Now we extend this process with a few modifications to handle affixes that change the class of the stem:
- Select a word class t, given the utterance context.
- Select a stem class c such that t is derivable, that is, c admits one or more affix vectors that will produce a final word class t when adjoined to a stem of class c.
- Select a word stem s in c, given the utterance context.
- Select a vector of functional affixes f, given (t, c, s) and the utterance context, such that f maps the stem class c to the final word class t.
- Given (t, c, s, f), select a stem transformation (possibly identity) to produce the final stem s’.
- Given (t, c, s’, f), map f to a surface affix vector a.
- Generate the final word from w from (t, c, s’, a).
Desiderata
Finally, the promised desiderata for a morphology learner:
- If an analysis for word w with the stem (c, s) is correct, we expect to observe a number of other words that also have an analysis with (c, s), but with different, valid affix vectors.

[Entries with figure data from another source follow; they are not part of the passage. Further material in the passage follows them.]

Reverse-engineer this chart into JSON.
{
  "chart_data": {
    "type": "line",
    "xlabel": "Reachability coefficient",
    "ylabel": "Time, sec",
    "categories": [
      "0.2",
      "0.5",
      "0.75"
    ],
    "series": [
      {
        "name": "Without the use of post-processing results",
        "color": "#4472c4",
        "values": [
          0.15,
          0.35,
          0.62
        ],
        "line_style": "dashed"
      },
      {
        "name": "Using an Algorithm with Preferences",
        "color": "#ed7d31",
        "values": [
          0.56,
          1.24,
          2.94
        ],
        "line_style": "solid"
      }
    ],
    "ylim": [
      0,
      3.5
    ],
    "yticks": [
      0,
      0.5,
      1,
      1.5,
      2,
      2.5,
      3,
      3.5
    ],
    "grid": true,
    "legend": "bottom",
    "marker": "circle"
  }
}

- Conversely, the hypothesis that a word is atomic (unanalyzed) is an implicit claim that the word will not appear as the stem in other words with affixes.

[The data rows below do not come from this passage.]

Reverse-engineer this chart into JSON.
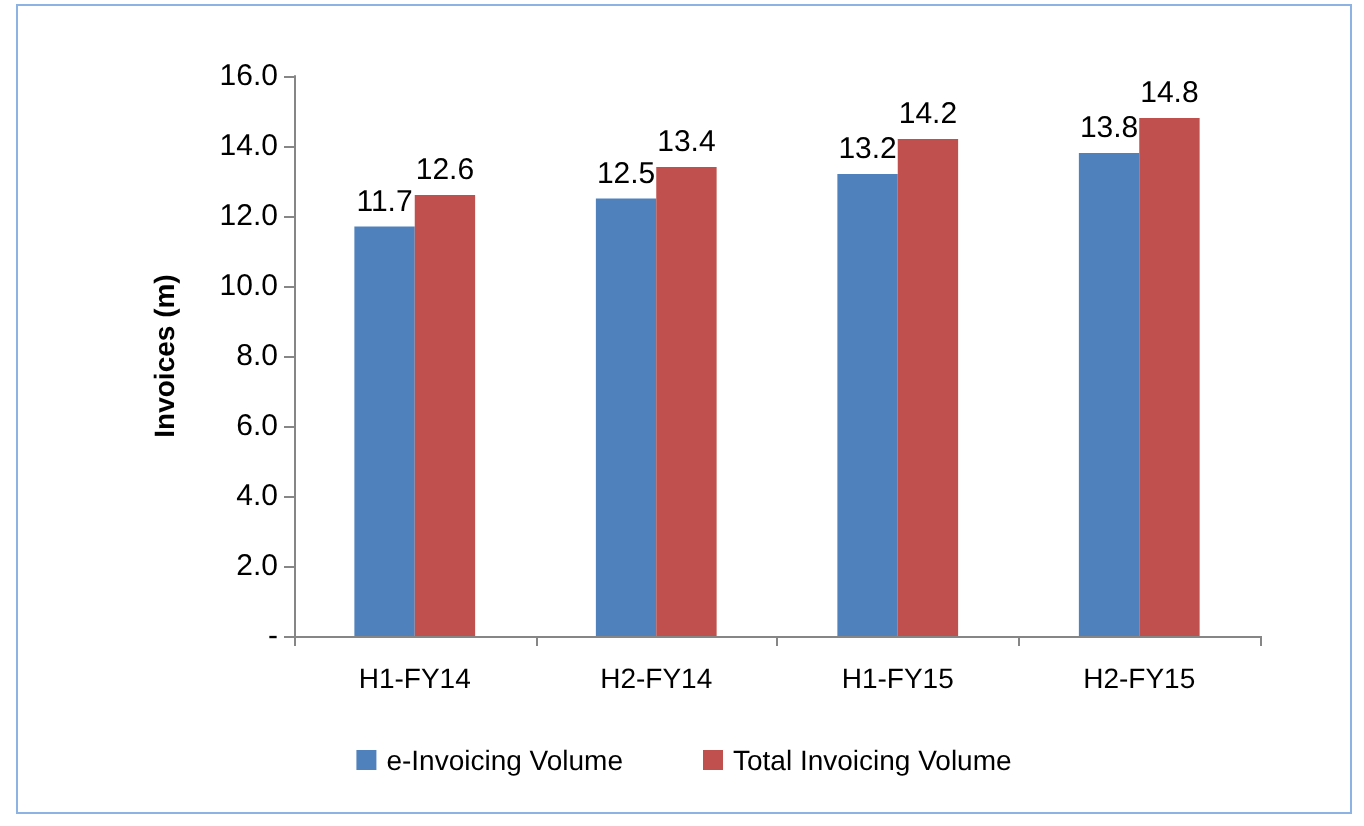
{
  "chart_data": {
    "type": "bar",
    "ylabel": "Invoices (m)",
    "categories": [
      "H1-FY14",
      "H2-FY14",
      "H1-FY15",
      "H2-FY15"
    ],
    "series": [
      {
        "name": "e-Invoicing Volume",
        "color": "#4f81bd",
        "values": [
          11.7,
          12.5,
          13.2,
          13.8
        ]
      },
      {
        "name": "Total Invoicing Volume",
        "color": "#c0504d",
        "values": [
          12.6,
          13.4,
          14.2,
          14.8
        ]
      }
    ],
    "ylim": [
      0,
      16
    ],
    "yticks": [
      {
        "value": 0,
        "label": "-"
      },
      {
        "value": 2,
        "label": "2.0"
      },
      {
        "value": 4,
        "label": "4.0"
      },
      {
        "value": 6,
        "label": "6.0"
      },
      {
        "value": 8,
        "label": "8.0"
      },
      {
        "value": 10,
        "label": "10.0"
      },
      {
        "value": 12,
        "label": "12.0"
      },
      {
        "value": 14,
        "label": "14.0"
      },
      {
        "value": 16,
        "label": "16.0"
      }
    ],
    "grid": false,
    "legend": "bottom",
    "data_labels": true
  }
}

- Homographs make things more difficult, as one word token may appear with different classes, some atomic and some not, e.g. “get caught up in the ins and outs of something” or Persian “(در در(ها” (”dr dr(hA)” = “at the door(s)”, an atomic preposition plus inflecting noun). Thus context must be part of the model and learning process, and a word’s marginal hypothesis distribution should never be too skewed, especially between atomic and analyzed classes.
- It would be nice to be able to integrate a discovery process, such as the method of Yarowski and Wicentowski, with (possibly partial) knowledge of the morphological system.
- Another aspect of Y&W that would be nice: Modeling the expectation of regularity over the relative frequency between different related word pairs, e.g. we expect
count(walk)/count(walking) to be roughly equal tocount(singe)/count(singeing).